Warner Bros. Discovery added that Fubo’s complaint is “nothing more than a transparent attempt to use litigation to get better commercial terms from its suppliers than it has been able to negotiate at the bargaining table.” It noted that Fubo does not license any sports content from WBD.

“Fubo cannot challenge the planned formation of the JV itself, because it is a new, consumer friendly offering that necessarily increases competition,” the company added. “Indeed, the JV will embody the essence of what the antitrust laws encourage: a new competitor that will increase competition, create  efficiency, and benefit consumers. Since it will not combine any competing businesses, it cannot itself diminish competition.”

The unnamed service, set to launch this fall, will offer access to content from linear sports networks including ESPN, ESPN+, ESPN2, ESPNU, SECN, ACCN, ESPNEWS, FOX, FS1, FS2, BTN, TNT, TBS, truTV, as well as the ABC network. It will include content from the NFL, NBA, WNBA, MLB, NHL, NASCAR, College Sports, UFC, PGA TOUR Golf, Grand Slam Tennis, the FIFA World Cup, cycling and much more. Subscribers would also have the option to bundle the product with Disney+, Hulu and Max.

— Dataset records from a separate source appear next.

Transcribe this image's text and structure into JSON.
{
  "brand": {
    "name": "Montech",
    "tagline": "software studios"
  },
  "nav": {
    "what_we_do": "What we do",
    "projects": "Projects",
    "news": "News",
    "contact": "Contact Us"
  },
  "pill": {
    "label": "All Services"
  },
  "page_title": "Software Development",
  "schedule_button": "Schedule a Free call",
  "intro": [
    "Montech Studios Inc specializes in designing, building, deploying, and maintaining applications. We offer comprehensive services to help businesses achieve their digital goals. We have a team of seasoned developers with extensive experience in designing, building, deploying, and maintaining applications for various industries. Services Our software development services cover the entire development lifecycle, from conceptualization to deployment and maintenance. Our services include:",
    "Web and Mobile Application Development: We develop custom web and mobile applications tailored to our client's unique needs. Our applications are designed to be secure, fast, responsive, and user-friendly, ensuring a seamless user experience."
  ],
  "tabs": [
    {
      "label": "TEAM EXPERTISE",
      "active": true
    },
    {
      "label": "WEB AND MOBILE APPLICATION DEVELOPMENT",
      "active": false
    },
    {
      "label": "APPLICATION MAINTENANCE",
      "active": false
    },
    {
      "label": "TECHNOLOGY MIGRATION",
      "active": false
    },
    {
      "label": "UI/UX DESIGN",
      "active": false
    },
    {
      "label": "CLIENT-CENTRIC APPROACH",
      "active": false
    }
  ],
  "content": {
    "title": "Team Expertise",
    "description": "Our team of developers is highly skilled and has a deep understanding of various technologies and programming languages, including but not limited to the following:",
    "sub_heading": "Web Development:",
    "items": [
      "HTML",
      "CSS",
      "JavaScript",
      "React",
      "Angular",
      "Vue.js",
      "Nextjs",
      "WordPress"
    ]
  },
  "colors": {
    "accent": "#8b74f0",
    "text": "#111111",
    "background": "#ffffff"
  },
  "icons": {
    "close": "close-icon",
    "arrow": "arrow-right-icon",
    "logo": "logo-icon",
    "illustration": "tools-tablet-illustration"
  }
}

Fox, Disney and WBD will each own a one-third stake, have equal board representation and will license their sports content to the joint venture on a non-exclusive basis. Former Hulu and Apple executive Pete Distad will serve as the JV’s CEO, reporting directly to the board and assembling the independent management team that will be based in Los Angeles.

Analysts have estimated that the JV’s pricing could fall anywhere between $35 to $50 per month. Fox CEO Lachlan Murdoch suggested it would be in the “higher ranges of what people are talking about.” An individual close to the venture told TheWrap that pricing would be lower than YouTube TV’s $72.99 per month base plan.

When it comes to revenue from the partnership, the companies are expected to earn a similar carriage fee rate as they do through other distribution channels where their networks are available. The trio’s members will each be responsible for selling their own advertising and they will retain all of the advertising revenue from their content, the individual said. 

Fox CEO Murdoch has said that he’s “not overly concerned” about the potential for regulatory scrutiny, noting that the offering is targeting 50 million to 60 million “cord never” households that aren’t currently being served.

“We’re proceeding as though this is going to clear basically government scrutiny,” Disney CEO Bob Iger recently told CNBC.  

The venture is aiming for 5 million subscribers within the first five years of its launch.